VICTOR SIFUENTES CORDERO

                           En la Casa de Patay, posando con "El Negro", su fiel cabalgadura y "El Loco", su leal cancerbero. Listos para partir en el verano del año 1934



              La carretera actual pasa por el desierto de la Pampa colorada. Por allí también había un buen camino, que era más corto pero muy arduo y riesgoso; sobre todo por el sol abrazador. Esta ruta podía aconsejarse, siempre y cuando se saliese de Yaután, en la madrugada.

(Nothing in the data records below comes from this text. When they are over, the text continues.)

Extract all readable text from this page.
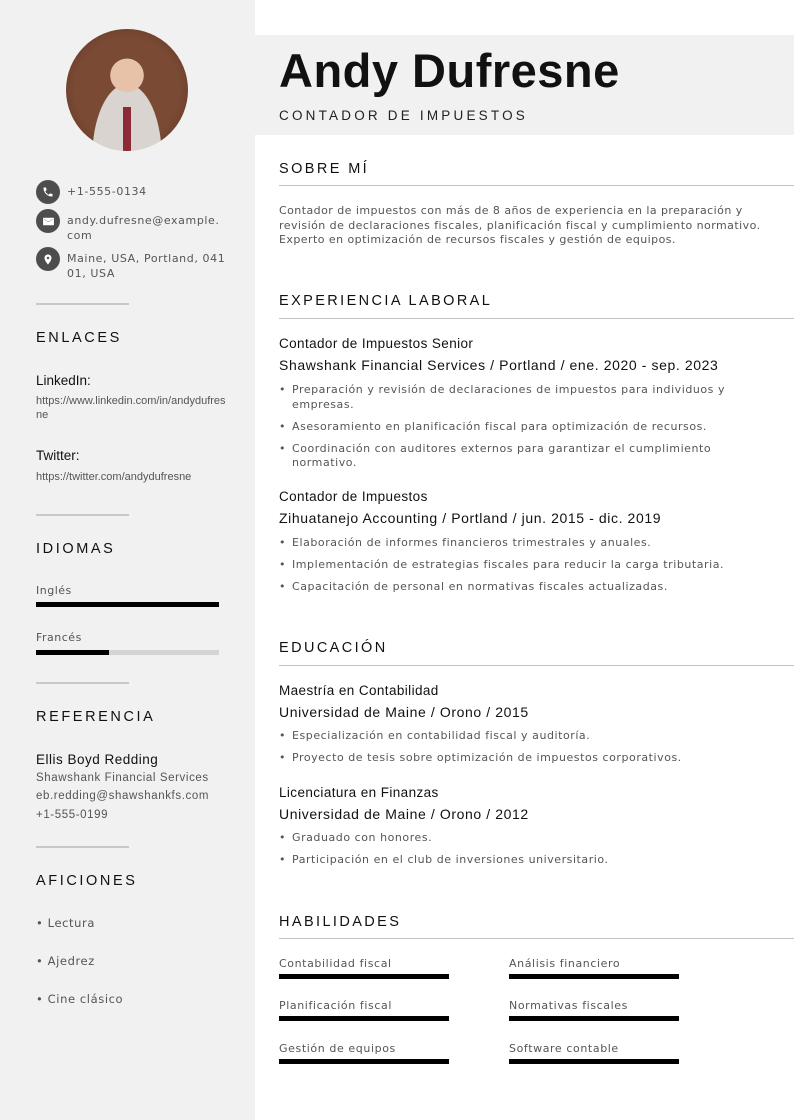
+1-555-0134
andy.dufresne@example.com
Maine, USA, Portland, 04101, USA
ENLACES
LinkedIn:
https://www.linkedin.com/in/andydufresne
Twitter:
https://twitter.com/andydufresne
IDIOMAS
Inglés
Francés
REFERENCIA
Ellis Boyd Redding
Shawshank Financial Services
eb.redding@shawshankfs.com
+1-555-0199
AFICIONES
• Lectura
• Ajedrez
• Cine clásico
Andy Dufresne
CONTADOR DE IMPUESTOS
SOBRE MÍ
Contador de impuestos con más de 8 años de experiencia en la preparación y revisión de declaraciones fiscales, planificación fiscal y cumplimiento normativo. Experto en optimización de recursos fiscales y gestión de equipos.
EXPERIENCIA LABORAL
Contador de Impuestos Senior
Shawshank Financial Services / Portland / ene. 2020 - sep. 2023
• Preparación y revisión de declaraciones de impuestos para individuos y empresas.
• Asesoramiento en planificación fiscal para optimización de recursos.
• Coordinación con auditores externos para garantizar el cumplimiento normativo.
Contador de Impuestos
Zihuatanejo Accounting / Portland / jun. 2015 - dic. 2019
• Elaboración de informes financieros trimestrales y anuales.
• Implementación de estrategias fiscales para reducir la carga tributaria.
• Capacitación de personal en normativas fiscales actualizadas.
EDUCACIÓN
Maestría en Contabilidad
Universidad de Maine / Orono / 2015
• Especialización en contabilidad fiscal y auditoría.
• Proyecto de tesis sobre optimización de impuestos corporativos.
Licenciatura en Finanzas
Universidad de Maine / Orono / 2012
• Graduado con honores.
• Participación en el club de inversiones universitario.
HABILIDADES
Contabilidad fiscal	Análisis financiero
Planificación fiscal	Normativas fiscales
Gestión de equipos	Software contable
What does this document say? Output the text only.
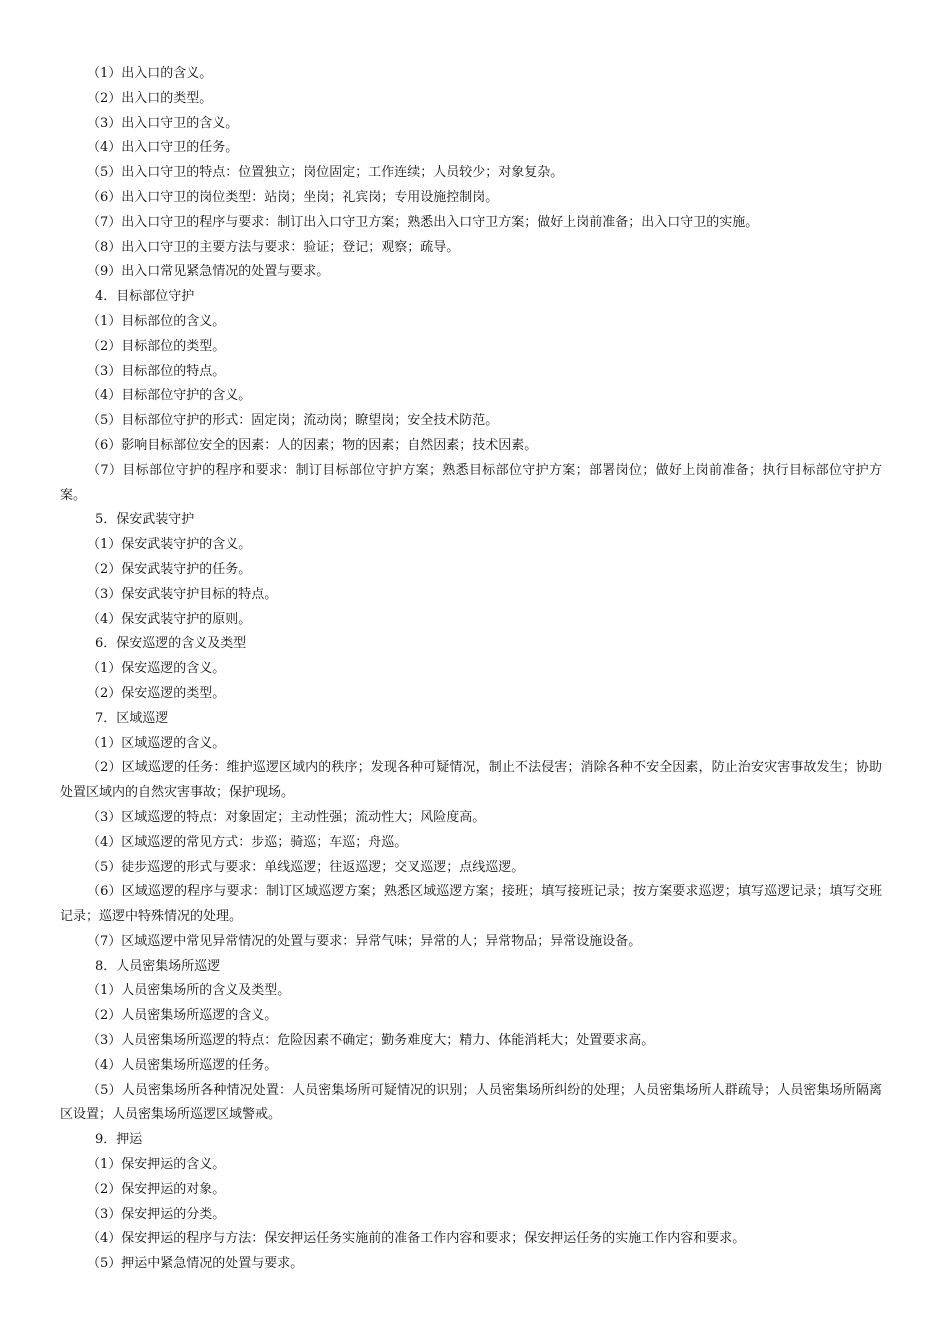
（1）出入口的含义。

（2）出入口的类型。

（3）出入口守卫的含义。

（4）出入口守卫的任务。

（5）出入口守卫的特点：位置独立；岗位固定；工作连续；人员较少；对象复杂。

（6）出入口守卫的岗位类型：站岗；坐岗；礼宾岗；专用设施控制岗。

（7）出入口守卫的程序与要求：制订出入口守卫方案；熟悉出入口守卫方案；做好上岗前准备；出入口守卫的实施。

（8）出入口守卫的主要方法与要求：验证；登记；观察；疏导。

（9）出入口常见紧急情况的处置与要求。

4．目标部位守护

（1）目标部位的含义。

（2）目标部位的类型。

（3）目标部位的特点。

（4）目标部位守护的含义。

（5）目标部位守护的形式：固定岗；流动岗；瞭望岗；安全技术防范。

（6）影响目标部位安全的因素：人的因素；物的因素；自然因素；技术因素。

（7）目标部位守护的程序和要求：制订目标部位守护方案；熟悉目标部位守护方案；部署岗位；做好上岗前准备；执行目标部位守护方案。

5．保安武装守护

（1）保安武装守护的含义。

（2）保安武装守护的任务。

（3）保安武装守护目标的特点。

（4）保安武装守护的原则。

6．保安巡逻的含义及类型

（1）保安巡逻的含义。

（2）保安巡逻的类型。

7．区域巡逻

（1）区域巡逻的含义。

（2）区域巡逻的任务：维护巡逻区域内的秩序；发现各种可疑情况，制止不法侵害；消除各种不安全因素，防止治安灾害事故发生；协助处置区域内的自然灾害事故；保护现场。

（3）区域巡逻的特点：对象固定；主动性强；流动性大；风险度高。

（4）区域巡逻的常见方式：步巡；骑巡；车巡；舟巡。

（5）徒步巡逻的形式与要求：单线巡逻；往返巡逻；交叉巡逻；点线巡逻。

（6）区域巡逻的程序与要求：制订区域巡逻方案；熟悉区域巡逻方案；接班；填写接班记录；按方案要求巡逻；填写巡逻记录；填写交班记录；巡逻中特殊情况的处理。

（7）区域巡逻中常见异常情况的处置与要求：异常气味；异常的人；异常物品；异常设施设备。

8．人员密集场所巡逻

（1）人员密集场所的含义及类型。

（2）人员密集场所巡逻的含义。

（3）人员密集场所巡逻的特点：危险因素不确定；勤务难度大；精力、体能消耗大；处置要求高。

（4）人员密集场所巡逻的任务。

（5）人员密集场所各种情况处置：人员密集场所可疑情况的识别；人员密集场所纠纷的处理；人员密集场所人群疏导；人员密集场所隔离区设置；人员密集场所巡逻区域警戒。

9．押运

（1）保安押运的含义。

（2）保安押运的对象。

（3）保安押运的分类。

（4）保安押运的程序与方法：保安押运任务实施前的准备工作内容和要求；保安押运任务的实施工作内容和要求。

（5）押运中紧急情况的处置与要求。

             Cuando bajaba, un trecho más abajo de Cachipampa, caserío vecino de Yaután, Víctor Sifuentes dirigía su caravana por el valle de la hacienda Casablanca, siguiendo el curso del Río Casma, por allí no escaseaba el agua ni las partes sombreadas. Además ordinariamente en las subidas, el Sr. Nicolás Lomparte, mayordomo de la hacienda le requería para la bajada, su dotación de papa huayro, choclos y alguna otra especialidad de Huaraz como el jamón serrano; del bueno: deshidratado con salitre, embadurnado de ají con semillas y todo y puesto a secar ahumándose cerca del fogón hogareño.

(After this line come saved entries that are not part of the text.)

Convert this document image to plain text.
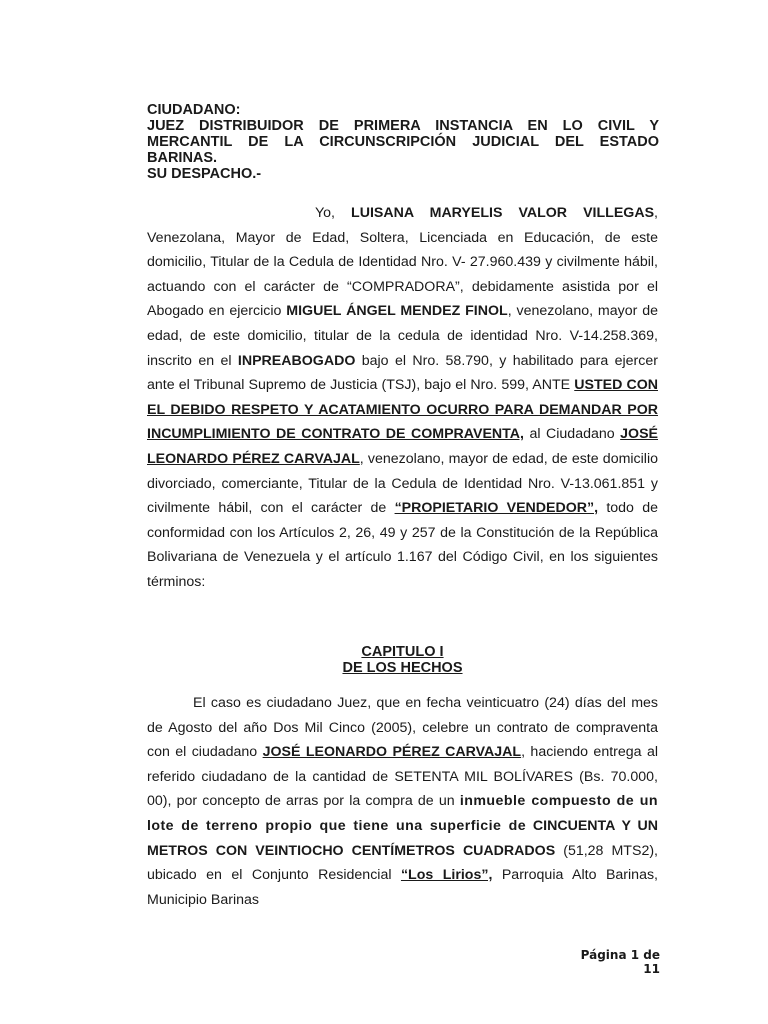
CIUDADANO:
JUEZ DISTRIBUIDOR DE PRIMERA INSTANCIA EN LO CIVIL Y MERCANTIL DE LA CIRCUNSCRIPCIÓN JUDICIAL DEL ESTADO BARINAS.
SU DESPACHO.-
Yo, LUISANA MARYELIS VALOR VILLEGAS, Venezolana, Mayor de Edad, Soltera, Licenciada en Educación, de este domicilio, Titular de la Cedula de Identidad Nro. V- 27.960.439 y civilmente hábil, actuando con el carácter de “COMPRADORA”, debidamente asistida por el Abogado en ejercicio MIGUEL ÁNGEL MENDEZ FINOL, venezolano, mayor de edad, de este domicilio, titular de la cedula de identidad Nro. V-14.258.369, inscrito en el INPREABOGADO bajo el Nro. 58.790, y habilitado para ejercer ante el Tribunal Supremo de Justicia (TSJ), bajo el Nro. 599, ANTE USTED CON EL DEBIDO RESPETO Y ACATAMIENTO OCURRO PARA DEMANDAR POR INCUMPLIMIENTO DE CONTRATO DE COMPRAVENTA, al Ciudadano JOSÉ LEONARDO PÉREZ CARVAJAL, venezolano, mayor de edad, de este domicilio divorciado, comerciante, Titular de la Cedula de Identidad Nro. V-13.061.851 y civilmente hábil, con el carácter de “PROPIETARIO VENDEDOR”, todo de conformidad con los Artículos 2, 26, 49 y 257 de la Constitución de la República Bolivariana de Venezuela y el artículo 1.167 del Código Civil, en los siguientes términos:
CAPITULO I
DE LOS HECHOS
El caso es ciudadano Juez, que en fecha veinticuatro (24) días del mes de Agosto del año Dos Mil Cinco (2005), celebre un contrato de compraventa con el ciudadano JOSÉ LEONARDO PÉREZ CARVAJAL, haciendo entrega al referido ciudadano de la cantidad de SETENTA MIL BOLÍVARES (Bs. 70.000, 00), por concepto de arras por la compra de un inmueble compuesto de un lote de terreno propio que tiene una superficie de CINCUENTA Y UN METROS CON VEINTIOCHO CENTÍMETROS CUADRADOS (51,28 MTS2), ubicado en el Conjunto Residencial “Los Lirios”, Parroquia Alto Barinas, Municipio Barinas
Página 1 de 11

             Delante iba el campanillero, animal muy listo que, según las directrices del amo; dirigía la recua. Se había ganado a pulso el derecho de carga liviana, por lo que en las subidas era uno de los que transportaba el ají panca y el ají escabeche secos o los racimos de camarones sancochados . La manada era respetable, se contaban cuarenta y una acémilas, de las cuales veinte eran mulas destinadas a la carga más pesada, como las pacas de pescado salado y deshidratado, provenientes del Puerto de Casma; los diez caballos, mansos como perritos y tan cariñosos e inteligentes como ellos, tenían los aparejos y el confort, para el traslado de pasajeros y finalmente, los diez burros, fuera del campanillero, eran ruteros; descargaban y cargaban en cada pascana. La primera de éstas era la hacienda Casa Blanca, la segunda estaba en el pueblo de Yaután, la tercera en Pariacoto y la cuarta y más importante, quedaba en la hacienda Chacchán. El viejo hacendado Don Domingo, padre de Don Esteban Zímic, había hecho restaurar el viejo tambo incaico, dotándole de comodidades para los arrieros y los viajeros, incluyendo algunos postillones, que eran pongos de su servicio. Allí comenzaba la verdadera epopeya, el camino evolucionaba abruptamente por las ariscas faldas del cerro Shinán.
            Los vapores: “Coquimbo” o el “Supe”, días más días menos, zarpaban por turnos del Callao, con intervalos de un mes, distribuyendo mercancías en los puertos norteños en los que recalaban. Cuando fondeaban en la dársena de Casma; era fiesta. El Hotel Royal, desbordaba de pasajeros, con destino a los diferentes pueblos del interior del Departamento y había colas tanto en el almacén del Sr Remigio Lazarte, natural de Moro, como en el del macatino Sr. Octavio Balta. Los comerciantes, los transportistas, los arrieros y en general el público, abarrotaban las instalaciones del pujante puerto, que aunque incipientes, alquitaraban una prosperidad, que se medía en los risueños rostros, las traviesas e inquisitivas miradas, las transpiradas espaldas y el incesante flujo de billetes, de la misma manera que en las bohemias noches de inmoderadas expansiones, harto inundadas del aguardiente de Motocachi o el pisco de Moro y placenteramente amenizadas por un tropel de trashumantes venus de catálogo pueblerino, algunas empapadas de fragancia "tabú" y de "pasión gitana" algunas otras, pero sin excepción exhalando todas, humores emulsionados con alegrías y penas, esperanzas y desencantos.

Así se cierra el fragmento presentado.